After a brief illness, Melissa Rhys Powel died unexpectedly in her sleep on Jan. 4, 2024 at her home in Albany, Ore. She was alone at the time; no cause of death was reported. She was 68.
Known to friends and family as “Lissy” or “Mel,” Melissa was born in Wilmington, Del. on March 3, 1955, the youngest of Barbara and Robert Powel’s five children. Her mother earned a degree in botany at Hunter College and taught elementary school. Her father was a certified public accountant.
According to Melissa’s sister Linnet Hultin, their mother “inspired all her children with a love of plants, habitat, and environments,” a love that Linnet and Melissa, who were “inseparable,” expressed by spending hours exploring the woods and streams behind their Delaware home.
“Aunt Lissy” spent every summer during high school with her sister Robin’s family, taking care of her nieces Stevie and Barbie, who remember walking and exploring the woods together with great fondness.

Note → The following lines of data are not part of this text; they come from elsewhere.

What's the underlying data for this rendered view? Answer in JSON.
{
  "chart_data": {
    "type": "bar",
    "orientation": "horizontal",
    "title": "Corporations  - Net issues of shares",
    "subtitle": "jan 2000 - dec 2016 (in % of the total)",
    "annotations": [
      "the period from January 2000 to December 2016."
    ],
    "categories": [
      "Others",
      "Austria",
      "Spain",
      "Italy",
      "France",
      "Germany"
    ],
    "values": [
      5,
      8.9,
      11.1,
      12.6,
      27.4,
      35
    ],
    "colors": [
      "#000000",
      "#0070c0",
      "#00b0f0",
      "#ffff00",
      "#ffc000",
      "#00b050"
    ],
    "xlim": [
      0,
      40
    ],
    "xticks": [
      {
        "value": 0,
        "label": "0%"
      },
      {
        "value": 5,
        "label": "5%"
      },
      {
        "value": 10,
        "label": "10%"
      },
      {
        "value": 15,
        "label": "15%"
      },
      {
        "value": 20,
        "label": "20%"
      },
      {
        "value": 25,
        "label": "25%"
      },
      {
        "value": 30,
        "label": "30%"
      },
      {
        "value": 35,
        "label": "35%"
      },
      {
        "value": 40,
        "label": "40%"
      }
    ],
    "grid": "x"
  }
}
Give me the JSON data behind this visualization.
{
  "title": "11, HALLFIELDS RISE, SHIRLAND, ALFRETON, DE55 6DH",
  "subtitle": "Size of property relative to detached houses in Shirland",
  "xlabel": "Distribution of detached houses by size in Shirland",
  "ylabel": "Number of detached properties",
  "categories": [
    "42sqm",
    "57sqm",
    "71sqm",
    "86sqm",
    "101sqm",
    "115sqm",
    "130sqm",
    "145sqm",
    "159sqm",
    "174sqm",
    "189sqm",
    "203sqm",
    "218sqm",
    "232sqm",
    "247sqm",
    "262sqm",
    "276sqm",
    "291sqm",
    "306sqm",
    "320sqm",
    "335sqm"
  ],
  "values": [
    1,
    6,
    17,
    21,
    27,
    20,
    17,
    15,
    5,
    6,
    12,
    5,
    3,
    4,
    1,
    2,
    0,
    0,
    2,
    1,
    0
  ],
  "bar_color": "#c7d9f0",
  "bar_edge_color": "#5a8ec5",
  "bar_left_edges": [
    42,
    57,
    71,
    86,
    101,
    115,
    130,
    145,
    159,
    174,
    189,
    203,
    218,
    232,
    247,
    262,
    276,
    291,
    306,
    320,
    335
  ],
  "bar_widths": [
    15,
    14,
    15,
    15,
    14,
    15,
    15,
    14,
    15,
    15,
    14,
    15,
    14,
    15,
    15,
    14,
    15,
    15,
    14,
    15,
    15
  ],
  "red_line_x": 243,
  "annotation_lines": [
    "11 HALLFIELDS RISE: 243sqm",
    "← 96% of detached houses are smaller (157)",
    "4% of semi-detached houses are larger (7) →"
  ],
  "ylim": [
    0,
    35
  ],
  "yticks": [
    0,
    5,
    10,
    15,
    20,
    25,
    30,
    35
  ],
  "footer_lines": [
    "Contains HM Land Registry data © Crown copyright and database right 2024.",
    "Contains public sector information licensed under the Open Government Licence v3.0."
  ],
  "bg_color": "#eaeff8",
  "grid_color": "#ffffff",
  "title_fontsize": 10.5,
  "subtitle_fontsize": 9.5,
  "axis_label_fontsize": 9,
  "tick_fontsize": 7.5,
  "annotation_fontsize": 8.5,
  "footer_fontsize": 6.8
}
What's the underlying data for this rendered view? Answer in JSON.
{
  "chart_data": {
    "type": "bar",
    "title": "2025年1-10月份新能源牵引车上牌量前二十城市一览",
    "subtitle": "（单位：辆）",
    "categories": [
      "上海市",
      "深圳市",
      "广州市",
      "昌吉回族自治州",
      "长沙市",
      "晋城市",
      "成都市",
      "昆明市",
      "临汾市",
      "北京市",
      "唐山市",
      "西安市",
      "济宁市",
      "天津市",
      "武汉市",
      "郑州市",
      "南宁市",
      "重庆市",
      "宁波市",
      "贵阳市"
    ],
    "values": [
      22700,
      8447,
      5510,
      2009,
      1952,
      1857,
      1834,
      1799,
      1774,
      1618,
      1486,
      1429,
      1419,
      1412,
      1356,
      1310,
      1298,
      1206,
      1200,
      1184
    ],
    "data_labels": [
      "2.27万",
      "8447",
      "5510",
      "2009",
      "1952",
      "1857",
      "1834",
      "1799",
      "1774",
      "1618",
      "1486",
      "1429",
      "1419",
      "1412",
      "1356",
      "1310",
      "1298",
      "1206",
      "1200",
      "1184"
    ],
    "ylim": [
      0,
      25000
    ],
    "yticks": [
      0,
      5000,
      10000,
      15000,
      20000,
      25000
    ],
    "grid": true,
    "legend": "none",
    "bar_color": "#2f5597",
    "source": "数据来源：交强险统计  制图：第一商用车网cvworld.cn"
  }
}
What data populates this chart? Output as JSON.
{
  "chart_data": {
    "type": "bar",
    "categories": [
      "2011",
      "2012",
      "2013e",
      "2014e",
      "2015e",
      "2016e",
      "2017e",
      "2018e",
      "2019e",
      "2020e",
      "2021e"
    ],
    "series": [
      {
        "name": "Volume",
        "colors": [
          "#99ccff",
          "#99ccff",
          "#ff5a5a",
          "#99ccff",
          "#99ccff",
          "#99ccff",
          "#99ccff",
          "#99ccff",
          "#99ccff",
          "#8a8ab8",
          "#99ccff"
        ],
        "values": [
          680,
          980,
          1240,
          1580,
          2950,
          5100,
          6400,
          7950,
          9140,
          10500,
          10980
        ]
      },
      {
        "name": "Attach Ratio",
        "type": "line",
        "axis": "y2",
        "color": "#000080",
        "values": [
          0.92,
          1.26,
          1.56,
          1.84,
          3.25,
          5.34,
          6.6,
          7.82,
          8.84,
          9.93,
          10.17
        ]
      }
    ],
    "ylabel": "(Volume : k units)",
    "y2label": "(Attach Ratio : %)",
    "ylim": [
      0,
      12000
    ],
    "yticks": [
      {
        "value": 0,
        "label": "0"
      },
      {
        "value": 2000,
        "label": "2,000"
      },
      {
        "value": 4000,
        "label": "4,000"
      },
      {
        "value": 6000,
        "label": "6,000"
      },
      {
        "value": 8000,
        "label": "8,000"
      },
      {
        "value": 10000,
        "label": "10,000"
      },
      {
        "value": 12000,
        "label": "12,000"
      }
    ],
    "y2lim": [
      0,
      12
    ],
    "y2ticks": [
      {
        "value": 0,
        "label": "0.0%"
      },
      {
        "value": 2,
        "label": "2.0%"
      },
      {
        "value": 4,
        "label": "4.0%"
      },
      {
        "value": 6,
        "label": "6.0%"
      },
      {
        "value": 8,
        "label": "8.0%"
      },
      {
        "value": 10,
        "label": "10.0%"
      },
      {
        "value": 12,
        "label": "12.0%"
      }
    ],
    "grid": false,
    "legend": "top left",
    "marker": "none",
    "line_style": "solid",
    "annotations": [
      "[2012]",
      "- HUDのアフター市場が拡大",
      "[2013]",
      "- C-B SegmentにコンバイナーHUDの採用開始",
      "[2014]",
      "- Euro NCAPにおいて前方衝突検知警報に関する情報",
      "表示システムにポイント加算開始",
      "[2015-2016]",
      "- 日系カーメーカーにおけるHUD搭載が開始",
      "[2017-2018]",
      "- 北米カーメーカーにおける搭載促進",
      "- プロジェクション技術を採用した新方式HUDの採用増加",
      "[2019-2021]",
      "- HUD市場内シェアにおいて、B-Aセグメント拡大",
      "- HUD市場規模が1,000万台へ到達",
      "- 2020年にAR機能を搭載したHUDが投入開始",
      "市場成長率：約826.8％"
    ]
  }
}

They were amazed that Melissa knew all the trees by name.
She graduated from Newark High School in 1972 and earned a B.S. in ornamental horticulture from the University of Delaware in 1977. Although she did not pursue horticulture as a career, she deployed her knowledge at the family home in Delaware before moving to Provincetown in the late 1970s to be with Linnet.
Melissa fell in love with Provincetown. She worked as a server at Ciro and Sal’s, at the Flagship, and at Café Poyant. Her best friend was Pierre Densley Evans, a larger-than-life Provincetown personality who worked in restaurants and took aura photographs for an astrologer working at Whaler’s Wharf before the fire. She helped raise her nieces Cassie and Erin.
“Her spirit of adventure, love of the arts, and zest for life were contagious,” Linnet said, “and she instilled in all of her nieces similar lifelong passions.”
Melissa’s mother moved to be with her daughter Robin in Oregon, and Melissa followed in 1991, ready after 12 years in Provincetown to swap the sand dunes of the Outer Cape for the forests and mountains of coastal Oregon.
Melissa worked for the city of Corvallis, where she was in charge of accounts for the dept. of public works. She faithfully returned to the Outer Cape every summer for her cherished beach vacation, most recently after she retired in June 2023, to spend July with Linnet, enjoying days on her favorite Truro beaches and nights at the Provincetown restaurants she had worked at many years earlier.
In recent years she and her sister Virginia, a lawyer in Philadelphia, bonded over their love of opera, passed down from their father. Lissy and Ruthie, the pet names they had given each other, chatted often on the phone about their favorite, Verdi’s La Traviata.
During her years in Provincetown, Melissa learned her way around the water, helping Linnet with her lobster pots and catching bluefish to use for bait. In Oregon, she became adept at freshwater fishing, camping and searching for the best trout streams.
Remembered by her family and friends for her striking beauty, her sharp wit, intelligence, artistic talent, and fine sensibility, Melissa was also a reader, a gardener, and an adventurer. “Her death,” Linnet said, “came as a great shock.”
Melissa is survived by her sisters, Robin Powel of Corvallis, Ore., Linnet Hultin of North Truro, and Virginia Powel of Wyndmoor, Pa.; her nieces, Barbie, Stevie, Cassie, and Erin; grandnieces Lissa, Lauren, Carly, Coral, and Lula; grandnephews Ben, Clay, Adin, and Fergus; and a great-grandniece and great-grandnephew.
She was predeceased by her parents, her brother, Christopher “Kit” Powel, and Pierre D. Evans, her friend and partner in thrifting.
Funeral plans have not been finalized. A memorial is planned for August 2024 in Provincetown, with details to be announced.
In lieu of flowers, the family requests that friends make donations in Melissa’s memory to their favorite charities.